What Böwig saw and experienced in his travels often resembled scenes from a nightmare, and consequently his photographs regularly take us to the limits of what we can bear, and many go even further. What drives him, Böwig says, is a humanist mission which he has taken upon himself. He is not after the spectacular single image. Instead, he has been returning to many places every year for long-term reporting, and he has accompanied some people for a good part of his life. He used to work for Neue Zürcher Zeitung, for Le Monde and the New York Times, but there is no place in daily news journalism anymore for an approach like his. Now Böwig concentrates on producing and contributing to exhibitions, brochures and book projects, visual indictments through which he wants to raise awareness for the inhumanity of everyday life in the world’s warzones. In 2017, his last journey to date led him along the Grand Trunk Road from the Myanmar border through Bangladesh, India and Pakistan all the way to Kabul.

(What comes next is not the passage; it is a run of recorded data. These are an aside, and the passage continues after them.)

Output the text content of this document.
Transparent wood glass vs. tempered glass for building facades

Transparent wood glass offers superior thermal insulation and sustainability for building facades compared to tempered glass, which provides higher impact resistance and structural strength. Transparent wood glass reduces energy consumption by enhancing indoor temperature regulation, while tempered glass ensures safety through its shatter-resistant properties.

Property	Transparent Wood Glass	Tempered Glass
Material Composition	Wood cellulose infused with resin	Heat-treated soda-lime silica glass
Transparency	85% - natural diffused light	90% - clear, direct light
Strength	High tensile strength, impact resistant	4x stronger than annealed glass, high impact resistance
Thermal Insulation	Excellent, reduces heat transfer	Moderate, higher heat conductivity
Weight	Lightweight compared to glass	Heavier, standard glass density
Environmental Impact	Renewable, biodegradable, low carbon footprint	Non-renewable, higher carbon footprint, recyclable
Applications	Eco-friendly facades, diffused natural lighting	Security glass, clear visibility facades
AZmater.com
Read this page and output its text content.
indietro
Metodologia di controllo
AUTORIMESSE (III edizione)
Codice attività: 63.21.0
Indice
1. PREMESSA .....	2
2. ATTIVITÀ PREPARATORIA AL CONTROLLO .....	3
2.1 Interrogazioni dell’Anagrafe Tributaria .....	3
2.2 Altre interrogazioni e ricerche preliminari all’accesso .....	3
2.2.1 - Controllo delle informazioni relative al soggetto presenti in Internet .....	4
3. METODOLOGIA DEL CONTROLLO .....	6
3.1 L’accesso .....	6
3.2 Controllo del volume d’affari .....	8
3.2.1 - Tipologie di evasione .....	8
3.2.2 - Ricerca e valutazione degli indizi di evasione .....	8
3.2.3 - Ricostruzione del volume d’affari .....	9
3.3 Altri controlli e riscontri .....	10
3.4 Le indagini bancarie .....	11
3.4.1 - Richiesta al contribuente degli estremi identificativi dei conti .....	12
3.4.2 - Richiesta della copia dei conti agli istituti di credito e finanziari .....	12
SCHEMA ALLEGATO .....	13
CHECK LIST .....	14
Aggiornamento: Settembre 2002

Böwig travelled along this route for five months on buses, by bicycle or on foot, not as a tourist, but as an observer, looking for the traces of economic, political and religious conflicts 70 years after the Partition of the subcontinent. He brought not much more than the clothes he had on, two cameras, three objective lenses, bags full of films, and the small tools for his diary: scissors and glue. From the little things that he found along the way and that seemed significant, Böwig produced collages which he collected in a folder. His materials were coins, photographs, newspaper clippings, matches and packaging, razor blades and pebbles. These collages are an artistic way of processing what he experienced, full of symbols and metaphors. Notes about his impressions complete the collages. Böwig calls these works a ‘departure for the inside’. Producing them is his personal method for finding calm at the flashpoints of world politics. Over the course of this year, twelve of these collages will be featured on our travel pages on double-page spreads, to retell Böwig’s journey three thousand kilometres from East to West across the entire subcontinent.